Licht als de vluchtige tijd

Gesprek met choreograaf Sidi Larbi Cherkaoui over ‘Tempus Fugit’

De Morgen 15 Sep 2004Dutch

item doc

Contextual note
Dit interview verscheen in de krant De Morgen onder de titel 'De helden van Avignon zijn weer thuis.

Door nabuurschap mengen culturen zich, kunnen ze groeien en als voedingsbodem fungeren voor een veelzijdige persoonlijke identiteit. Aan de hand van het thema tijd doorkruist de jonge Marokkaans-Belgische choreograaf Sidi Larbi Cherkaoui van Les Ballets C de la B in Tempus Fugit verschillende culturen en tijdsvakken op zoek naar verbanden en ontmoetingsruimtes. Gefascineerd door orale tradities verzamelt hij ook liederen uit Zuid-Europa, Centraal-Afrika en de Arabische wereld, onder meer gebracht door Najib Cherradi en Weshm. Met vijftien performers uit alle windstreken kan Tempus Fugit niet anders dan eclectisch danstheater zijn, dat bovendien zoekt naar hoop en lichtheid.
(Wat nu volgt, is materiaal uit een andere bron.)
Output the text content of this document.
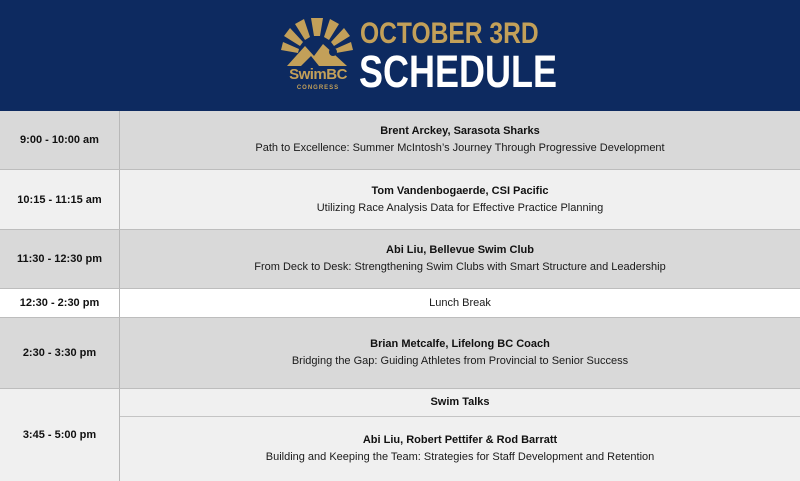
SwimBC
CONGRESS
OCTOBER 3RD
SCHEDULE
9:00 - 10:00 am
Brent Arckey, Sarasota Sharks
Path to Excellence: Summer McIntosh’s Journey Through Progressive Development
10:15 - 11:15 am
Tom Vandenbogaerde, CSI Pacific
Utilizing Race Analysis Data for Effective Practice Planning
11:30 - 12:30 pm
Abi Liu, Bellevue Swim Club
From Deck to Desk: Strengthening Swim Clubs with Smart Structure and Leadership
12:30 - 2:30 pm	Lunch Break
2:30 - 3:30 pm
Brian Metcalfe, Lifelong BC Coach
Bridging the Gap: Guiding Athletes from Provincial to Senior Success
3:45 - 5:00 pm
Swim Talks
Abi Liu, Robert Pettifer & Rod Barratt
Building and Keeping the Team: Strategies for Staff Development and Retention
Tijd is natuurlijk een groot thema, dat breed werd geëxploreerd voor de ontwikkeling van ideeën en bewegingsmateriaal, vertelt Sidi Larbi Cherkaoui: “Doorheen de geschiedenis hebben zowat alle culturen zich ingelaten met het verdelen van tijd, om die via conventies op universeel te vatten. Vandaag begrijpt iedereen ‘kwart na zeven’ op dezelfde manier, maar wat betekent dat precies? Waarin vindt ons tijdsbesef zijn oorsprong? Via een wat naïeve zoektocht kwamen we al snel uit bij de beweging van de aarde en de aantrekkingskracht van hemellichamen. Onze norm van tijd houdt verband met gravitatie: die is zelfs tastbaar in de natuurlijke versnelling die optreedt als je je hand laat vallen. Ook rotatie en herhaling zijn interessante bewegingsthema’s die met tijd samenhangen. Daarnaast wijst tijd ook op evolutie, op de beweging waarin het ene in het andere overgaat. De tekeningen van M.C.Escher zijn in dat verband fascinerend: een vis wordt een hagedis wordt een vogel, waarbij ook de omgeving transformeert van water in land en in lucht.”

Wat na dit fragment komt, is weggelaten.